The total is comparatively low compared to previous years; last year superlevy fines were €99m and in the previous year they added up to €340m.
The three countries to exceed their quotas this time around were Denmark, the Netherlands and Cyprus.
The Netherlands and Denmark exceeded their ‘deliveries’ quota by 0.4 per cent, and Cyprus by 0.3 per cent, triggering fines of €13.03m, €5.68m and €125 000 respectively.
The deliveries quota refers deliveries to dairies and is distinguished from the direct sales quota that covers products sold straight to consumers. Only the Netherlands overran the direct sales quota, and so faces an additional levy of € 631 000.
For the first time since the increase in quotas agreed under the 2008 CAP Health Check, Italian production finished within quota.
Global EU production finished some 7 per cent below global quota volumes. This partially reflected the difficult market situation.

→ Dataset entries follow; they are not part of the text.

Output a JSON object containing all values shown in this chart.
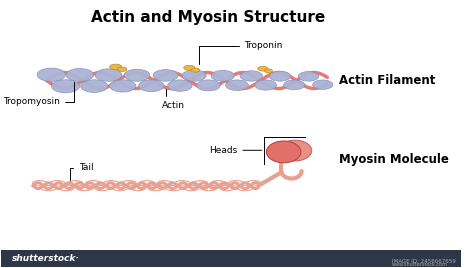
{
  "title": "Actin and Myosin Structure",
  "title_fontsize": 11,
  "title_fontweight": "bold",
  "bg_color": "#ffffff",
  "actin_label": "Actin Filament",
  "myosin_label": "Myosin Molecule",
  "troponin_label": "Troponin",
  "tropomyosin_label": "Tropomyosin",
  "actin_sub_label": "Actin",
  "tail_label": "Tail",
  "heads_label": "Heads",
  "actin_ball_color": "#aab4d4",
  "actin_ball_edge": "#8890b8",
  "tropomyosin_color": "#e87870",
  "troponin_color": "#e8b840",
  "myosin_tail_color": "#e8a090",
  "myosin_head_color": "#e07068",
  "myosin_head_light": "#e89088",
  "label_fontsize": 6.5,
  "side_label_fontsize": 8.5,
  "footer_color": "#2d3748"
}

Unsteady global demand led to a reduction of global deliveries of 0.6 per cent and in 11 member states the drop was more than 2 per cent.
Commenting on the figures, EU agriculture Commissioner Dacian Cioloş said: “Although these figures confirm that Italy has finally managed to stay within its quota, the 2009/2010 quota year will only be remembered for the particularly difficult market situation witnessed in so many member states.”
The Commissioner added that he is optimistic his proposals, to be presented in December, will enable producers to respond better to market changes and offer more stability as the quota system draws to an end in 2015.